というわけで、ちょっと会話が得意ではないかな、という人は、読み物としていかがでしょうか。1~2日あれば読み終えることができる量なので、お薦めです。


道は開ける

「道は開ける」(D・カーネギー)を読了しました。もともとこの本は、うちが就職した際に、父から贈られたものです。ただ、元来活字本が好きではなかったので、ずっと読まずに放置してきました。そこへ、ここ最近の個人的なプチ読書ブームに乗り、ようやく読む運びとなりました。

内容は、悩みに対してどう対処するか、というテーマに対して、様々な観点から処方箋が書かれています。悩みというものは、多くの場合堂々巡りで、時間を無駄に消費します。出来れば避けたいものです。そのための方法として、本書のなかで上げていた内容から、特に気になったものをピックアップします。
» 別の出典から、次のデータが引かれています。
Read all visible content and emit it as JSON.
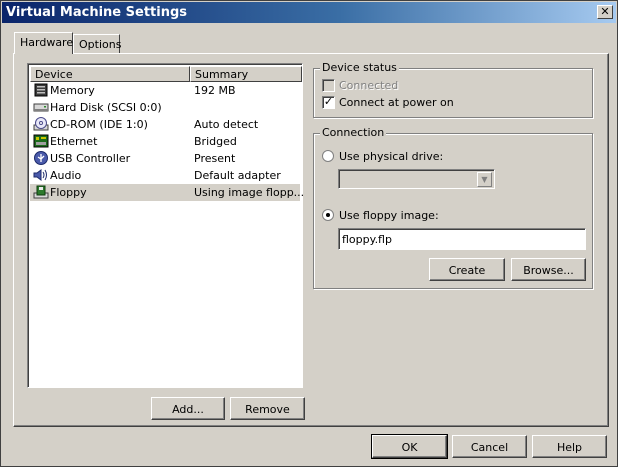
{
  "window": {
    "title": "Virtual Machine Settings",
    "close_glyph": "✕"
  },
  "tabs": [
    {
      "label": "Hardware",
      "active": true
    },
    {
      "label": "Options",
      "active": false
    }
  ],
  "device_list": {
    "columns": [
      "Device",
      "Summary"
    ],
    "rows": [
      {
        "name": "Memory",
        "summary": "192 MB",
        "icon": "memory-icon"
      },
      {
        "name": "Hard Disk (SCSI 0:0)",
        "summary": "",
        "icon": "hard-disk-icon"
      },
      {
        "name": "CD-ROM (IDE 1:0)",
        "summary": "Auto detect",
        "icon": "cdrom-icon"
      },
      {
        "name": "Ethernet",
        "summary": "Bridged",
        "icon": "ethernet-icon"
      },
      {
        "name": "USB Controller",
        "summary": "Present",
        "icon": "usb-icon"
      },
      {
        "name": "Audio",
        "summary": "Default adapter",
        "icon": "audio-icon"
      },
      {
        "name": "Floppy",
        "summary": "Using image flopp...",
        "icon": "floppy-icon",
        "selected": true
      }
    ]
  },
  "list_buttons": {
    "add": "Add...",
    "remove": "Remove"
  },
  "device_status": {
    "title": "Device status",
    "connected": {
      "label": "Connected",
      "checked": false,
      "enabled": false
    },
    "connect_at_power_on": {
      "label": "Connect at power on",
      "checked": true
    }
  },
  "connection": {
    "title": "Connection",
    "use_physical_drive": {
      "label": "Use physical drive:",
      "selected": false
    },
    "drive_select": {
      "value": ""
    },
    "use_floppy_image": {
      "label": "Use floppy image:",
      "selected": true
    },
    "floppy_image_path": {
      "value": "floppy.flp"
    },
    "create": "Create",
    "browse": "Browse..."
  },
  "footer": {
    "ok": "OK",
    "cancel": "Cancel",
    "help": "Help"
  }
}
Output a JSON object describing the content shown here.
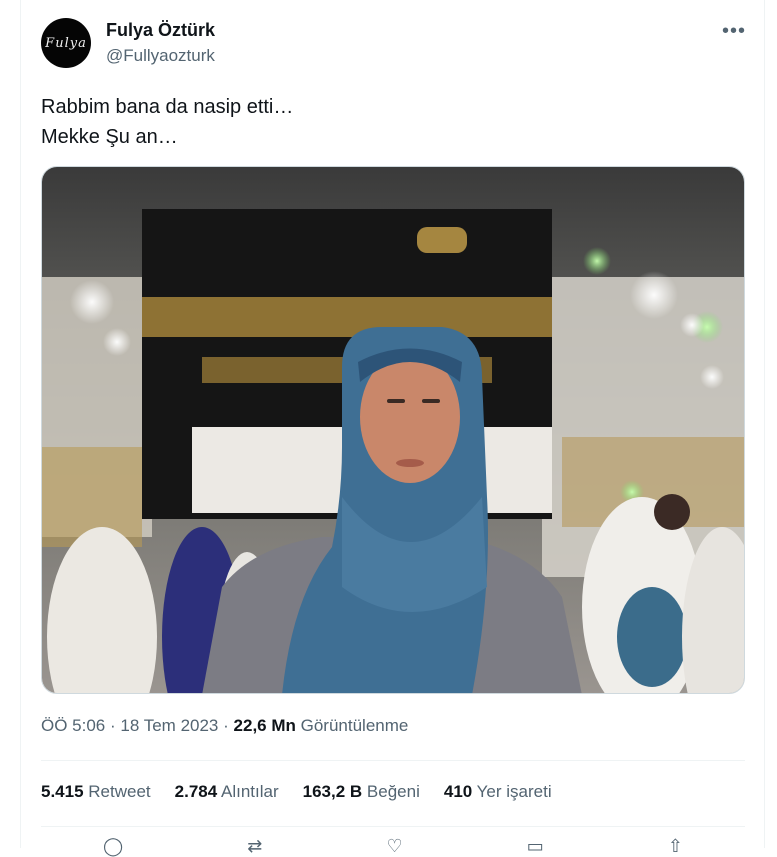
{
  "author": {
    "name": "Fulya Öztürk",
    "handle": "@Fullyaozturk",
    "avatar_text": "Fulya"
  },
  "more_icon": "more-horizontal-icon",
  "tweet": {
    "lines": [
      "Rabbim bana da nasip etti…",
      "Mekke Şu an…"
    ]
  },
  "meta": {
    "time": "ÖÖ 5:06",
    "sep1": "·",
    "date": "18 Tem 2023",
    "sep2": "·",
    "views_value": "22,6 Mn",
    "views_label": "Görüntülenme"
  },
  "stats": {
    "retweets": {
      "value": "5.415",
      "label": "Retweet"
    },
    "quotes": {
      "value": "2.784",
      "label": "Alıntılar"
    },
    "likes": {
      "value": "163,2 B",
      "label": "Beğeni"
    },
    "bookmarks": {
      "value": "410",
      "label": "Yer işareti"
    }
  },
  "actions": [
    "reply-icon",
    "retweet-icon",
    "like-icon",
    "bookmark-icon",
    "share-icon"
  ],
  "colors": {
    "text": "#0f1419",
    "secondary": "#536471",
    "divider": "#eff3f4"
  }
}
  • 過去と未来には鉄壁を設けて、今日のことだけを悩め。過去のことをくよくよと振り返らず、また未来のことをあれこれ心配しないようにするということ。過去も未来も、今日にはどうしようもないので、結局考えがぐるぐる回ってしまい、時間を浪費しちゃいます。
  • 悩みを冷静に見つめれば、それは大したことじゃない。実際に、あれこれ悩んでいたことを、一週間後に振り返ると、実に下らないなあ、ということが多々あります。
  • 同様に、未来について悩んでいることの大概は発生しない。これも確かにそうだなあ、と思いました。様々な状況を想定してたくさんの悩みを抱えがちですが、実際には思いの外ことは順調に運び、何とかなってしまうものです。

中高学生時代は、運動が苦手だったり、対人関係だったり、悩みの種は尽きなかったです。それに比べて、今ではあまり悩むようなことはありません。しかし、ちょっとした失敗をくよくよ振り返ってしまったり、少し面倒な作業を不安に思ったりして、小一時間程度をモヤモヤと過ごしてしまうことは、たまにあります。
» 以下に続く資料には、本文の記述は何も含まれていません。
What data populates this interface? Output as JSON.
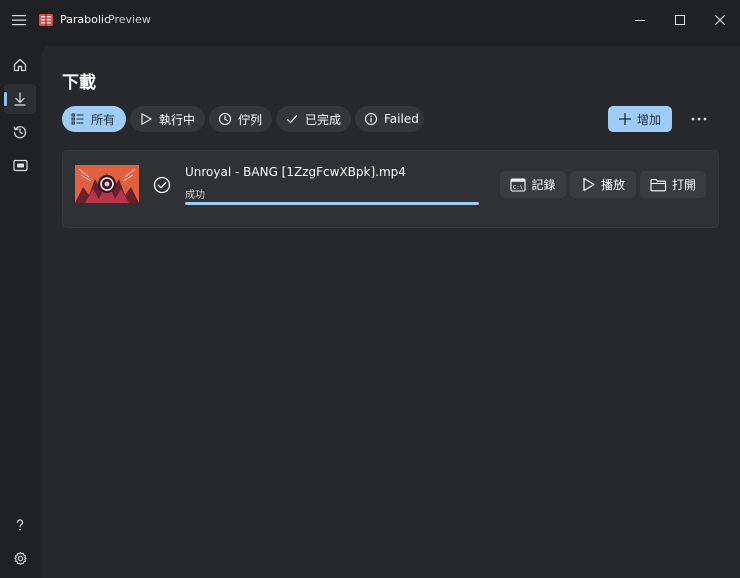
{
  "window": {
    "app_name": "Parabolic",
    "app_subtitle": "Preview"
  },
  "page": {
    "title": "下載"
  },
  "filters": [
    {
      "label": "所有",
      "icon": "list-icon",
      "selected": true
    },
    {
      "label": "執行中",
      "icon": "play-icon",
      "selected": false
    },
    {
      "label": "佇列",
      "icon": "clock-icon",
      "selected": false
    },
    {
      "label": "已完成",
      "icon": "check-icon",
      "selected": false
    },
    {
      "label": "Failed",
      "icon": "info-icon",
      "selected": false
    }
  ],
  "toolbar": {
    "add_label": "增加"
  },
  "downloads": [
    {
      "file_name": "Unroyal - BANG [1ZzgFcwXBpk].mp4",
      "status": "成功",
      "progress": 1.0,
      "actions": {
        "log": "記錄",
        "play": "播放",
        "open": "打開"
      }
    }
  ],
  "colors": {
    "accent": "#9dcdf5",
    "background": "#202124",
    "surface": "#27282b"
  }
}
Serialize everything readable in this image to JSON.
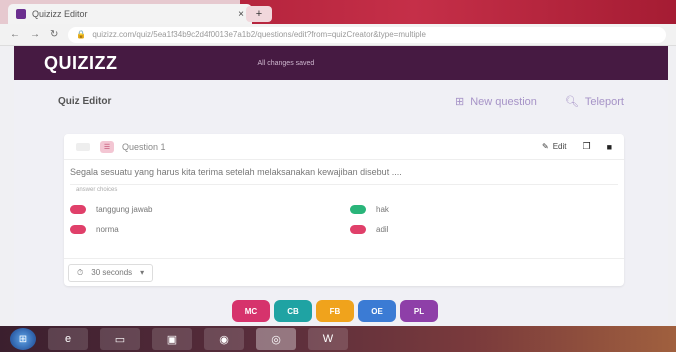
{
  "browser": {
    "tab_title": "Quizizz Editor",
    "tab_close": "×",
    "new_tab": "+",
    "url": "quizizz.com/quiz/5ea1f34b9c2d4f0013e7a1b2/questions/edit?from=quizCreator&type=multiple",
    "back": "←",
    "forward": "→",
    "reload": "↻"
  },
  "header": {
    "logo": "QUIZIZZ",
    "subtitle": "All changes saved"
  },
  "editor": {
    "title": "Quiz Editor",
    "new_question": "New question",
    "teleport": "Teleport"
  },
  "question": {
    "label": "Question 1",
    "edit": "Edit",
    "text": "Segala sesuatu yang harus kita terima setelah melaksanakan kewajiban disebut ....",
    "answer_hint": "answer choices",
    "options": [
      {
        "text": "tanggung jawab",
        "color": "#e0406a"
      },
      {
        "text": "hak",
        "color": "#2ab57a"
      },
      {
        "text": "norma",
        "color": "#e0406a"
      },
      {
        "text": "adil",
        "color": "#e0406a"
      }
    ],
    "timer": "30 seconds",
    "timer_caret": "▾"
  },
  "type_buttons": [
    {
      "label": "MC",
      "color": "#d6336c"
    },
    {
      "label": "CB",
      "color": "#1fa3a3"
    },
    {
      "label": "FB",
      "color": "#f0a31c"
    },
    {
      "label": "OE",
      "color": "#3b7bd4"
    },
    {
      "label": "PL",
      "color": "#8e3fa8"
    }
  ]
}
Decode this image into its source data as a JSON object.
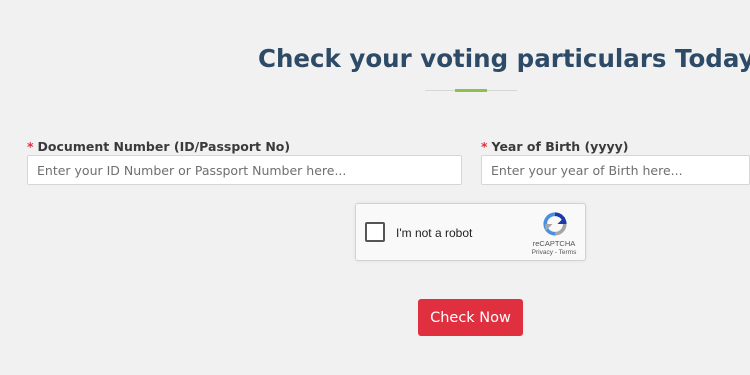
{
  "page": {
    "title": "Check your voting particulars Today!"
  },
  "form": {
    "required_mark": "*",
    "document": {
      "label": "Document Number (ID/Passport No)",
      "placeholder": "Enter your ID Number or Passport Number here...",
      "value": ""
    },
    "year": {
      "label": "Year of Birth (yyyy)",
      "placeholder": "Enter your year of Birth here...",
      "value": ""
    },
    "submit_label": "Check Now"
  },
  "captcha": {
    "label": "I'm not a robot",
    "brand": "reCAPTCHA",
    "privacy": "Privacy",
    "separator": " - ",
    "terms": "Terms",
    "checked": false,
    "logo_icon": "recaptcha-logo-icon"
  },
  "colors": {
    "title": "#2d4a66",
    "accent_underline": "#8cc152",
    "required": "#e0303f",
    "button": "#e0303f",
    "background": "#f1f1f1"
  }
}
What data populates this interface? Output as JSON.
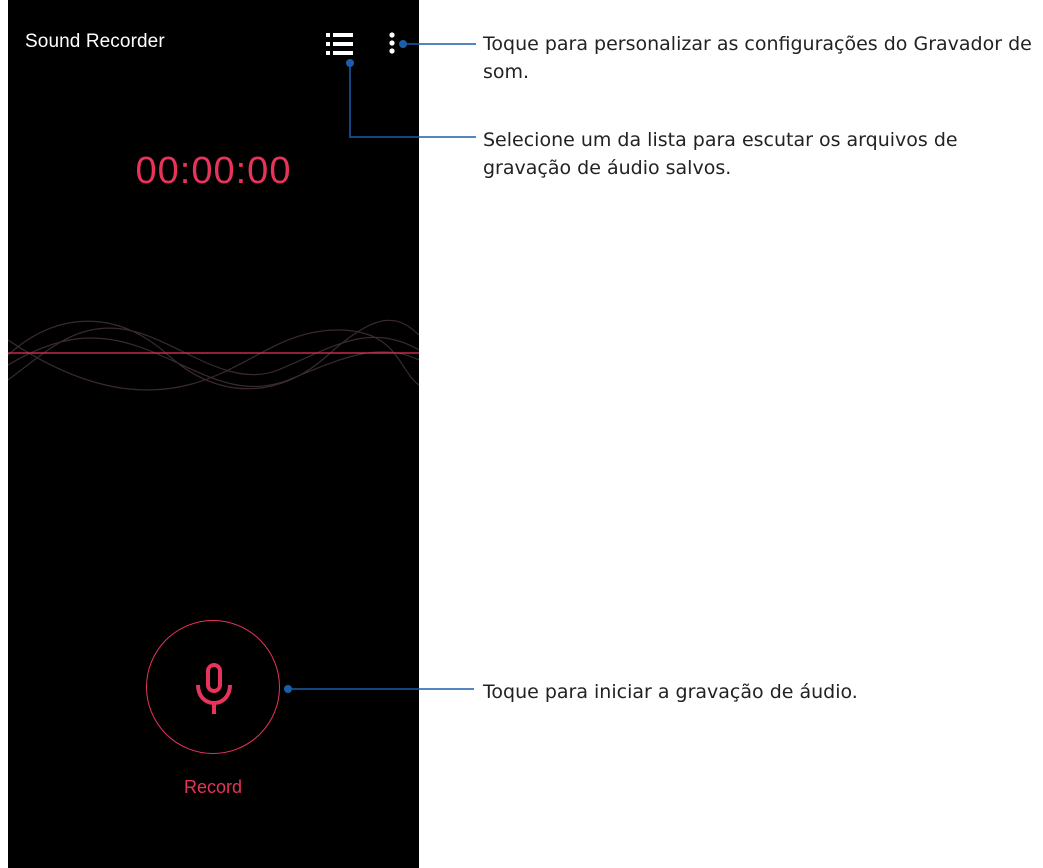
{
  "app": {
    "title": "Sound Recorder",
    "timer": "00:00:00",
    "record_label": "Record"
  },
  "icons": {
    "list": "list-icon",
    "more": "more-vertical-icon",
    "mic": "microphone-icon"
  },
  "colors": {
    "screen_background": "#000000",
    "accent": "#e8335a",
    "callout_line": "#1a5fa8",
    "callout_text": "#222222"
  },
  "callouts": {
    "settings": "Toque para personalizar as configurações do Gravador de som.",
    "recordings_list": "Selecione um da lista para escutar os arquivos de gravação de áudio salvos.",
    "record": "Toque para iniciar a gravação de áudio."
  }
}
そこで、今日は今日のことだけを悩むように、心がけています。過去のことはどうにもならないし、また未来のことも大概は発生しえないし、今日は今日に集中してこそ、充実した生き方ができるはずです。実際、今日という日に限定すれば、悩むべきことなんてほとんどないんですよね。

ただ、これは普段からの考え方を変えていく必要があるので、時折この本に目を通して、振り返ることが大切かと思います。悩みのない生き方は、本当に豊かな生き方だと思うので、そうありたいですね。